Live review from Underground 106:
1. Because All Romantics Are Quitters
3. Play Again
4. Heart Attack
5. Up the Walls
WWBS began their career while I was away, so I didn’t get to see their first couple of months of development as a band. When I asked someone who had, they were described to me as “Tilly and a bunch of maniacs”. (Note – this is not to say that Tilly isn’t a maniac on stage; merely that I was familiar with her work.) Well, this, I’m happy to report, is essentially true – the band is Tilly with her delicious ear for good rock ‘n’ roll, combined with a swirling whirlwind of guitars, an appositely solid bass, and a kickin’ drummer (which, as Krist Novoselic said, is very important for a band) who, at his best, bears an uncanny resemblance in style to the late, great Jerry Nolan. So, they’re great on paper.
They’re even better in reality, because (awesome) music aside, they’re quite the spectacle on stage. Tilly was always a livewire, but guitarist Sam takes that to another level by being rather dervish-esque. These two alone are reason enough to go out to watch them. They sound very much like the bands that came out of the post-grunge woodwork in the 90s to sound like a mix of (and it makes me very happy to be able to say this) the grinding propulsion of L7’s Smell the Magicand the classic-yet-alternative rock sound of Mudhoney’s Every Good Boy Deserves Fudge, with some of the sweetness of the Kooks. At their best, they seriously remind me of Fugazi It’s a compelling combination, and they have the songs to match (if you haven’t heard them, they have a few songs for download here..) They also use sampled sounds (including people repeating their name), which is not only clever, but breathes freshness into the set by replacing the mid-song banter.

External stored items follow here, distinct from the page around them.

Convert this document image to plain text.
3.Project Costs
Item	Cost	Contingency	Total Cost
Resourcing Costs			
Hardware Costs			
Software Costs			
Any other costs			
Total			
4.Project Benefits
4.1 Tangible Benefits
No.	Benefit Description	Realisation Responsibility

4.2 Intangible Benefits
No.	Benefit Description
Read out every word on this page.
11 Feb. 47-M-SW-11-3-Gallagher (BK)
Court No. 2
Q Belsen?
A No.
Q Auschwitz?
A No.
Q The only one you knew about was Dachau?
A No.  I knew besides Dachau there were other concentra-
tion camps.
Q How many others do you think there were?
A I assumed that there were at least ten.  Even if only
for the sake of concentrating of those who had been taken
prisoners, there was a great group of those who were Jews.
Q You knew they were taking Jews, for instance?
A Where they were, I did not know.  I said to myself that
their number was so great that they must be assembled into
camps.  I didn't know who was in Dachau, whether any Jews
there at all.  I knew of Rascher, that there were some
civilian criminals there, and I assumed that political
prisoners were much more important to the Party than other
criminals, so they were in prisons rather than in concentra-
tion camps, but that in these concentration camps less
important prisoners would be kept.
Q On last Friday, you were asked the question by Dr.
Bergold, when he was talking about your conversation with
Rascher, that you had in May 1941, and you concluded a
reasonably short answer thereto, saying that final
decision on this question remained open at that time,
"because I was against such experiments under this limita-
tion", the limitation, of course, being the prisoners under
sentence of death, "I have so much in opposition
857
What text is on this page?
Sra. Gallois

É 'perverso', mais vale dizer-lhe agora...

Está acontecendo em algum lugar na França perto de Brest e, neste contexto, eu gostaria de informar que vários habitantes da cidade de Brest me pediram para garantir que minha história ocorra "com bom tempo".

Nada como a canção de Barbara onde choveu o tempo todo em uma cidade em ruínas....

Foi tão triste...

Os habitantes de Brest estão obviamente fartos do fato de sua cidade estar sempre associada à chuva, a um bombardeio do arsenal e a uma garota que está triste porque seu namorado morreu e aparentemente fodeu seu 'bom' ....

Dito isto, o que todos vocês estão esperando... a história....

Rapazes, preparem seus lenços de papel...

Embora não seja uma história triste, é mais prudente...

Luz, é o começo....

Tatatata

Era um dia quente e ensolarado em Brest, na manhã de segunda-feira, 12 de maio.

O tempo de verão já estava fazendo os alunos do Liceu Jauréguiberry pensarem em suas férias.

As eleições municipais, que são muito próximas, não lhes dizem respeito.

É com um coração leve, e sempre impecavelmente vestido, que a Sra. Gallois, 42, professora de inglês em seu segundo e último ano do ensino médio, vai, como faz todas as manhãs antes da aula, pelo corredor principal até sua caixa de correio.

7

From the shreddy goodness (and great title) of Because All… to the more slow and winding Fire, they already have some pretty good songs going. There are a couple of songs, Play Again and Photographs+Nitrogen, for instance, in which the elements don’t quite all work together, and Tilly’s peculiar style of singing does get to me a bit when she overdoes the replacing of high notes with a shriek/squeal (in my opinion), but they are a band to be watched out for. This, not only because they’re great live, but also because the stuff they’ve recorded so far sounds terrific. Great stuff with, I’m confident, more to come.